We have not yet been able to find any trace of his family over here in Britain - and I wonder whether he may have been living in South Africa, before joining the Army. We know that James Cheyne Macintosh bought a house in 1932 in Grahamstown in the eastern Cape, and that he died there on May 21, 1943, of heart failure, aged 45. His widow was Edith Kathleen Macintosh (maiden name Tredgold). We believe they had at least two children - we have found out that a "William Cheyne Macintosh" made three trips from Durban to the UK after the war.

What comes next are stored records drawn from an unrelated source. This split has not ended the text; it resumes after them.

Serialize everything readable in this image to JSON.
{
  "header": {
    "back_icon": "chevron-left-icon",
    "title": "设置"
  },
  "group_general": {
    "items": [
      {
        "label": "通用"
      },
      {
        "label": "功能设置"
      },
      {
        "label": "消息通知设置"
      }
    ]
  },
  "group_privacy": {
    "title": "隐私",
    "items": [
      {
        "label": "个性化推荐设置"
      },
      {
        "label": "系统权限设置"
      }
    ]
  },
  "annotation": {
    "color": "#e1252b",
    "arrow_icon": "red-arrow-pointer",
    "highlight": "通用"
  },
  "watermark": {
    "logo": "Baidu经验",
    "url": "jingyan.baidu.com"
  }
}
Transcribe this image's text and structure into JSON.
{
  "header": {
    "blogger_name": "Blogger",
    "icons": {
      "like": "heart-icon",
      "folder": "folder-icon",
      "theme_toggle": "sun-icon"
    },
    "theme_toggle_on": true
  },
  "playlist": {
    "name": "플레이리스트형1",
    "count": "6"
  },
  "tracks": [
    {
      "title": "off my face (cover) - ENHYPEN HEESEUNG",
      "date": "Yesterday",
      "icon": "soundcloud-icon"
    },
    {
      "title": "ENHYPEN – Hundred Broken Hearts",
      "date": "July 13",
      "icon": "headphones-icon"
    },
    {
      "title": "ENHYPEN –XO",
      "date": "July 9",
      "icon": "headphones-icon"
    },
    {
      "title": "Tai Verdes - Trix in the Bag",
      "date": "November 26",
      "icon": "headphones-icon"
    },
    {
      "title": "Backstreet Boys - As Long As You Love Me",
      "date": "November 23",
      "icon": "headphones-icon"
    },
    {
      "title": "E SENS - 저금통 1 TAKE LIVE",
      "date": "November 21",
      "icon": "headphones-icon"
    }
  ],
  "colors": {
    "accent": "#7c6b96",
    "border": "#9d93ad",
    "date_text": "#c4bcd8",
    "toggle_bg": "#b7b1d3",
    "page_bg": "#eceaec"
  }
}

But from what I can see, it is very difficult to get South African births deaths and marriage records - certainly from here in London.
And this is why I am contacting you, in the hope you may be able to help us. From the 'griquatownandersons.com' website, I see a number of people named Macintosh with the additional middle name of "Cheyne", and to be honest I thought that it was too much of a coincidence, and that they must somehow be related to the man we are trying to find out about, especially as we know our man died there. Would you happen to know whether that is the case, and if so, be perhaps able to put me in touch with some of them? Or might you be able to point us towards someone who may know?
I would really appreciate any help you may be able to give us. We have been able to trace relatives of the tank men to all parts of the world - including the nephew and god-son of the officer who buried Deborah, who lives in South Africa. The hulk of the tank was buried on the battlefield near Cambrai for 80 years, before being located in 1998, then excavated. She is the only WWI tank to have been recovered from the soil. And to discover the name of the man we believe buried the dead crewmen, and the prospect that we may now be able to find his relatives, is very emotional for us, and adds to a really remarkable story.